Endoscopic third ventriculostomy combined with choroid plexus cauterization (ETV+CPC) has been adopted by many pediatric neurosurgeons as an alternative to placing shunts in infants with hydrocephalus. However, reported success rates have been highly variable, which may be secondary to patient selection, operative technique, and/or surgeon training. The objective of this prospective multicenter cohort study was to identify independent patient selection, operative technique, or surgical training predictors of ETV+CPC success in infants.

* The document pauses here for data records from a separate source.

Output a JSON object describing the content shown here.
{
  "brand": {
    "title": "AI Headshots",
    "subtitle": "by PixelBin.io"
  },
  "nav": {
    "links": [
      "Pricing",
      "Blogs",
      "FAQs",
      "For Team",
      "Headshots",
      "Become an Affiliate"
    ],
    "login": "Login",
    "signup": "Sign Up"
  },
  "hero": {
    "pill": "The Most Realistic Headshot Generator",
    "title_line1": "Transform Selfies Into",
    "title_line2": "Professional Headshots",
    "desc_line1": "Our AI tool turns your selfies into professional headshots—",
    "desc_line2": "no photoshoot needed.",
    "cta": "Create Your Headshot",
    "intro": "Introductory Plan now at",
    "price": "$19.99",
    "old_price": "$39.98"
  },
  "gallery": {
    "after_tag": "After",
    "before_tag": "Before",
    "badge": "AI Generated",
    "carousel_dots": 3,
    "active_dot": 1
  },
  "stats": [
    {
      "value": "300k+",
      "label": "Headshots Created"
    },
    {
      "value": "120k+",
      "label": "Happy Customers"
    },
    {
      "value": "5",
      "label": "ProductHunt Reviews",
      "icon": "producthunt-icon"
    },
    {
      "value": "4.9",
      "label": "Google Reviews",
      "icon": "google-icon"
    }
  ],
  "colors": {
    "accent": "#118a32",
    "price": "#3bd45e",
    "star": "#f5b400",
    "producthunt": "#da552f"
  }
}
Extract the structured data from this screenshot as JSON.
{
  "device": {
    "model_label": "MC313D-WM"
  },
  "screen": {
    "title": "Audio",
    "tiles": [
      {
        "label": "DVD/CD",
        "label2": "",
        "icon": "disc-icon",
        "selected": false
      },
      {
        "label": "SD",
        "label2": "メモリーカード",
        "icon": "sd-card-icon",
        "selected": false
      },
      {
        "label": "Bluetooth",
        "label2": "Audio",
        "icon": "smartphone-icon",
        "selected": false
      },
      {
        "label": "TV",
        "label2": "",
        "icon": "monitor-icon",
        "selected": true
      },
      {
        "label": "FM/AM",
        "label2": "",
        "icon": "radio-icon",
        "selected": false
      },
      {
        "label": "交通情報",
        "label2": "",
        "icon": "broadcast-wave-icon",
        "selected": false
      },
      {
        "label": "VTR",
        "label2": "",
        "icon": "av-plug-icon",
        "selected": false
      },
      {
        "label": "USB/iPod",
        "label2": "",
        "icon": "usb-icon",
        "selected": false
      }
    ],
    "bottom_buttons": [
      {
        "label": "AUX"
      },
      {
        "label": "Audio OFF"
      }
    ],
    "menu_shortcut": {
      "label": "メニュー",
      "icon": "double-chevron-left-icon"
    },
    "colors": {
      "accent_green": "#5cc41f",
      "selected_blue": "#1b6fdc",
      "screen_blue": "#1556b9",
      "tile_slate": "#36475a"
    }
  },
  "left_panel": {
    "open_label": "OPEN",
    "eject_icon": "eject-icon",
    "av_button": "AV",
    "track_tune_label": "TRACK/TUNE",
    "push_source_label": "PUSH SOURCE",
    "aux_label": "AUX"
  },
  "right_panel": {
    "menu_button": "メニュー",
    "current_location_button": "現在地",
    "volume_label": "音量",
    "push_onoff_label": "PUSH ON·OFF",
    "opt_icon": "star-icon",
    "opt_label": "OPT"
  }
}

This was a prospective cohort study nested within the Hydrocephalus Clinical Research Network's (HCRN) Core Data Project (registry). All infants under the age of 2 years who underwent a first ETV+CPC between June 2006 and March 2015 from 8 HCRN centers were included. Each patient had a minimum of 6 months of follow-up unless censored by an ETV+CPC failure. Patient and operative risk factors of failure were examined, as well as formal ETV+CPC training, which was defined as traveling to and working with the experienced surgeons at CURE Children's Hospital of Uganda. ETV+CPC failure was defined as the need for repeat ETV, shunting, or death.
The study contained 191 patients with a primary ETV+CPC conducted by 17 pediatric neurosurgeons within the HCRN. Infants under 6 months corrected age at the time of ETV+CPC represented 79% of the cohort. Myelomeningocele (26%), intraventricular hemorrhage associated with prematurity (24%), and aqueductal stenosis (17%) were the most common etiologies. A total of 115 (60%) of the ETV+CPCs were conducted by surgeons after formal training. Overall, ETV+CPC was successful in 48%, 46%, and 45% of infants at 6 months, 1 year, and 18 months, respectively. Young age (< 1 month) (adjusted hazard ratio [aHR] 1.9, 95% CI 1.0-3.6) and an etiology of post-intraventricular hemorrhage secondary to prematurity (aHR 2.0, 95% CI 1.1-3.6) were the only two independent predictors of ETV+CPC failure. Specific subgroups of ages within etiology categories were identified as having higher ETV+CPC success rates. Although training led to more frequent use of the flexible scope (p < 0.001) and higher rates of complete (> 90%) CPC (p < 0.001), training itself was not independently associated (aHR 1.1, 95% CI 0.7-1.8; p = 0.63) with ETV+CPC success.
This is the largest prospective multicenter North American study to date examining ETV+CPC. Formal ETV+CPC training was not found to be associated with improved procedure outcomes. Specific subgroups of ages within specific hydrocephalus etiologies were identified that may preferentially benefit from ETV+CPC.
许多小儿神经外科医生采用内镜下第三脑室造瘘术联合脉络丛烧灼术(ETV+CPC)作为脑积水婴儿分流术的替代方法。然而,报道的成功率差异很大,这可能继发于患者选择、手术技术和/或外科医生培训。这项前瞻性多中心队列研究的目的是确定婴儿ETV+CPC成功的独立患者选择、手术技术或手术培训预测因素。
这是一项嵌套在脑积水临床研究网络(HCRN)核心数据项目(登记处)中的前瞻性队列研究。纳入了2006年6月至2015年3月期间来自8个HCRN中心接受首次ETV+CPC的所有2岁以下婴儿。每位患者至少随访6个月,除非因ETV+CPC失败而被截尾。检查了失败的患者和手术风险因素,以及正式的ETV+CPC培训,正式培训定义为前往乌干达CURE儿童医院并与经验丰富的外科医生一起工作。ETV+CPC失败定义为需要重复ETV、进行分流术或死亡。
该研究包含191例由HCRN内的17名小儿神经外科医生进行首次ETV+CPC的患者。ETV+CPC时矫正年龄小于6个月的婴儿占队列的79%。脊髓脊膜膨出(26%)、与早产相关的脑室内出血(24%)和导水管狭窄(17%)是最常见的病因。共有115例(60%)ETV+CPC由经过正式培训的外科医生进行。总体而言,ETV+CPC在6个月、1年和18个月时分别在48%、46%和45%的婴儿中成功。年龄小(<1个月)(调整后风险比[aHR]1.9,95%可信区间[CI]1.0 - 3.6)和早产后脑室内出血继发病因(aHR 2.0,95%CI 1.1 - 3.6)是ETV+CPC失败仅有的两个独立预测因素。在病因类别中确定了特定年龄的亚组具有更高的ETV+CPC成功率。尽管培训导致更频繁地使用可弯曲内镜(p < 0.001)和更高的完全(>90%)脉络丛烧灼率(p < 0.001),但培训本身与ETV+CPC成功无独立相关性(aHR 1.1,95%CI 0.7 - 1.8;p = 0.63)。
这是迄今为止北美最大的一项前瞻性多中心研究,研究ETV+CPC。未发现正式的ETV+CPC培训与改善手术结果相关。确定了特定脑积水病因中特定年龄的亚组,这些亚组可能优先从ETV+CPC中获益。